The Sumbanese imagine their island as a giant loom, held together by the threads of life. Through these threads pass the island’s subsistence as rain. If the threads are weak or improperly tied, these fluids escape into the sea. For this reason, weaving is restricted to coastal regions, anchoring the island and so, preserving life.
The fragility of the island is apparent in its topography which contributes to its incomparable beauty. Unlike neighboring volcanic islands, Sumba was formed by an uplift of coral and limestone from the ocean floor. Unblemished beaches reach for the sea, guarded by monolithic rocks carved into effigies by nature.
Centuries ago, Sumaba’s tribes retreated to the hills to escape slavers whose ships breached their shores. These hills appear blue in the distance, and fringed with the grass-roofed villages, the kampung, where life continues to be experienced in its simplest form.
There is very little infrastructure in Western Sumba. To reach a village our guide four-wheels a dry riverbed and across a terrain not unlike Australia’s outback. The hills we scale by foot. They are steep and without visible trails or footholds. I slip often, cursing my treadless sandals, grateful that our guide’s calloused feet root him to this earth so he can offer me a stabilizing hand.
The village is timeless. Tribal houses are clustered together in an organic maize of elevations. We are invited to crawl from one over-hanging platform to another, incapable of recognizing what personal boundaries we cross. Ceilings are low and so squatting is essential. Livestock claims the lowest regions of each house. The floors are dirt and often swept, the dust clinging to our skin, hair, and invading our nostrils.
The Sumbanese are animists. Their religion is called Marapu. They believe in a temporary life on earth and an eternal life among the spirits. The Great Mother and Great Father of the universe are the sun and moon – the only forces of nature that have proved predictable.
Tsunamis threaten the island where rain is scarce and drought brings famine. Malaria-carrying mosquitos are rampant, with a 2003 study revealing at the time that 20% of all children born in Sumba die or suffer brain damage from malaria before they reached the age of 10. All this is changing due to the Sumba Foundation. In an effort to help the Sumbanese help themselves, the Foundation has hired villagers to dig wells, educate their youth, and man the malaria clinics. Most recent studies show malaria in Sumba eradicated by 85%.
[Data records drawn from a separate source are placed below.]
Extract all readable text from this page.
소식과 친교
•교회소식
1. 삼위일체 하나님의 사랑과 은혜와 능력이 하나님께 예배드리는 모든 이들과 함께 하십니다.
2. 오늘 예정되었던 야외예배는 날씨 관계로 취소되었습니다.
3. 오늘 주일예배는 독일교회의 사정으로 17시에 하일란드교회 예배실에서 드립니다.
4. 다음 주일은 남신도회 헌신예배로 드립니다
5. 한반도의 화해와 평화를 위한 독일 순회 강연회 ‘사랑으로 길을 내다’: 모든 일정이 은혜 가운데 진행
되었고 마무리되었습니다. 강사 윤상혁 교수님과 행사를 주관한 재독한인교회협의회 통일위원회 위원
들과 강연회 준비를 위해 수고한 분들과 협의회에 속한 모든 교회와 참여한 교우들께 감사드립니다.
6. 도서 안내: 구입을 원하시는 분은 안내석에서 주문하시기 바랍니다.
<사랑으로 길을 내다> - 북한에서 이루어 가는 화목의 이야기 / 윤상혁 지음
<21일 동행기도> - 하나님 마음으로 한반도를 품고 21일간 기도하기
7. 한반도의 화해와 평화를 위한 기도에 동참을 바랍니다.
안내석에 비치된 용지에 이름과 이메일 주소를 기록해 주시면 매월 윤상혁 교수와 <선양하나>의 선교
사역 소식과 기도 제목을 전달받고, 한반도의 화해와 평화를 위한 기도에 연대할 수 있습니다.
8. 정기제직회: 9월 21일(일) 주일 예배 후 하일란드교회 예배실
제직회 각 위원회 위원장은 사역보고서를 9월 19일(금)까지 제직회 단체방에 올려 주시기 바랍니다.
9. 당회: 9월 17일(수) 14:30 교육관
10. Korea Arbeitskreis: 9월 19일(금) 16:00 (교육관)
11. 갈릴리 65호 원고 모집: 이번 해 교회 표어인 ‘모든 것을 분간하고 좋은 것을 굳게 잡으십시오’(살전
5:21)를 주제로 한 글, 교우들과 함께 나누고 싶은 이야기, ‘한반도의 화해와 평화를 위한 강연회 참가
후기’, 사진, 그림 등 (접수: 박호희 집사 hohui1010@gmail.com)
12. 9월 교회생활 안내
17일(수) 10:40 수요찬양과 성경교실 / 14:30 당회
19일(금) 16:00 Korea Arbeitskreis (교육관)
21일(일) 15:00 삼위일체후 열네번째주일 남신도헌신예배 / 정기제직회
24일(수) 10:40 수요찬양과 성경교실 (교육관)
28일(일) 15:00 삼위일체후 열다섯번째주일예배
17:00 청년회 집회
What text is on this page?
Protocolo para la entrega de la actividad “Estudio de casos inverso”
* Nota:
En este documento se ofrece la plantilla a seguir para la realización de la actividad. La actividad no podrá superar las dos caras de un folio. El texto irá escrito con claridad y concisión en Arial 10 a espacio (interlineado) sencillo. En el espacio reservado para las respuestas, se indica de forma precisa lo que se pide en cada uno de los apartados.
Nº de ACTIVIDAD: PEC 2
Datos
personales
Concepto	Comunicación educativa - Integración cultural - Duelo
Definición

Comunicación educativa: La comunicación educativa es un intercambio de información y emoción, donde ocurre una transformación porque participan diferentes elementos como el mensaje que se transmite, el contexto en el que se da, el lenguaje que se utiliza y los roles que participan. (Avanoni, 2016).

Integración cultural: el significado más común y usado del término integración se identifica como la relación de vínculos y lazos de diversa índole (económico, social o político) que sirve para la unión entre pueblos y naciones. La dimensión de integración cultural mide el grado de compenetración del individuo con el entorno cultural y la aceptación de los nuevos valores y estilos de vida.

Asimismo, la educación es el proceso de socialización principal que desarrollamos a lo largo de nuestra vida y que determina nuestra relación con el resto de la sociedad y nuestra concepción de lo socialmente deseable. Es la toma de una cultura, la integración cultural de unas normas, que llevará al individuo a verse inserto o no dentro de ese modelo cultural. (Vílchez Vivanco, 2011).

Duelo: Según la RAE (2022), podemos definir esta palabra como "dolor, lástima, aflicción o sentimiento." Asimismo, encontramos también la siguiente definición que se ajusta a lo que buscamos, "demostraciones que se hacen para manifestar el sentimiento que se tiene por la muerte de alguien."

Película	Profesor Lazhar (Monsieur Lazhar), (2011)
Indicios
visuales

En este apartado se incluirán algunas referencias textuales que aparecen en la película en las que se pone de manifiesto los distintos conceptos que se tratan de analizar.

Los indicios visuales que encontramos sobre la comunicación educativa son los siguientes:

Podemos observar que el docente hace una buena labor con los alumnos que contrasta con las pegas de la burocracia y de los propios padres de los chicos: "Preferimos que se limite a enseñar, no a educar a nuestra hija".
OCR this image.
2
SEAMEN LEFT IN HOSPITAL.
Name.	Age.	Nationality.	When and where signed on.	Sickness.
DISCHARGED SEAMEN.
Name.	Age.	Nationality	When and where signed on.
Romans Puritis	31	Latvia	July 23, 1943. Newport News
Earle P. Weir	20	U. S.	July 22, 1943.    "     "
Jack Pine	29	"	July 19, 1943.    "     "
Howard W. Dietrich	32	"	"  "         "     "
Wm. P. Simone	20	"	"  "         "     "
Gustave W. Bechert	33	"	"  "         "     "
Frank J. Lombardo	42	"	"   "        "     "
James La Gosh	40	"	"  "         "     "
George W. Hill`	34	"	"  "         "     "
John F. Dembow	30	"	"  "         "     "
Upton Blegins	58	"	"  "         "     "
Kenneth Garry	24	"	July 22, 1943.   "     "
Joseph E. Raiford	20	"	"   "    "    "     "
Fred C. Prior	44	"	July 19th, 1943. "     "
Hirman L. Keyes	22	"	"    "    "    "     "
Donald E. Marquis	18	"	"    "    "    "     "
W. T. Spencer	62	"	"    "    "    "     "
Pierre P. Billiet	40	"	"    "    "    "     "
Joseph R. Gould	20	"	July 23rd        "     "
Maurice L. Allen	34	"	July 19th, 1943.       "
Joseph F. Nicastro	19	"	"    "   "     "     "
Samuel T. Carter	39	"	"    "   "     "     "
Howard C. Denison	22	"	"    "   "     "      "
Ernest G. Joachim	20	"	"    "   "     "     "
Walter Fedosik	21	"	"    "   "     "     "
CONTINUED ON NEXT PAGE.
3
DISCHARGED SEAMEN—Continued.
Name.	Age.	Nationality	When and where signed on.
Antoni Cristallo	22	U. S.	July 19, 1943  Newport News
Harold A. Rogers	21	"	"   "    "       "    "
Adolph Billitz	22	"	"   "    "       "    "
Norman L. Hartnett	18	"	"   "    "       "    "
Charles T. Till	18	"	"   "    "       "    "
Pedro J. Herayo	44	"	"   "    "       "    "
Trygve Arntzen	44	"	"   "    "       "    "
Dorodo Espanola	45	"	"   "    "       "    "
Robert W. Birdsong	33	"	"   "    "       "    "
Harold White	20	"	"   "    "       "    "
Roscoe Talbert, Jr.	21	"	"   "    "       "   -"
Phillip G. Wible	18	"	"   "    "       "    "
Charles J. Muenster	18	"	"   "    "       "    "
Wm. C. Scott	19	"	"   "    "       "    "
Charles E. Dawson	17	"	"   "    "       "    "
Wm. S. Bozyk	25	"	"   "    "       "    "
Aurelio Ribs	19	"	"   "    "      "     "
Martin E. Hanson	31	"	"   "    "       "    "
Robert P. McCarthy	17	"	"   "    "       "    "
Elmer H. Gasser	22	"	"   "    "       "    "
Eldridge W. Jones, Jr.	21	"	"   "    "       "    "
Good news travels quickly. With malaria bridled, tourism is on the rise. Already one Indonesian newspaper referred to Sumba as the “New Bali.” For now, in this village in Western Sumba, tourism has failed to make its mark.
I purchase an ikat from a young weaver. The motif includes several animals that shed their skin or shells – a symbol of renewal. Sumba too has begun to shed its skin. Revealed is the pearl within – as beautiful as it is fragile.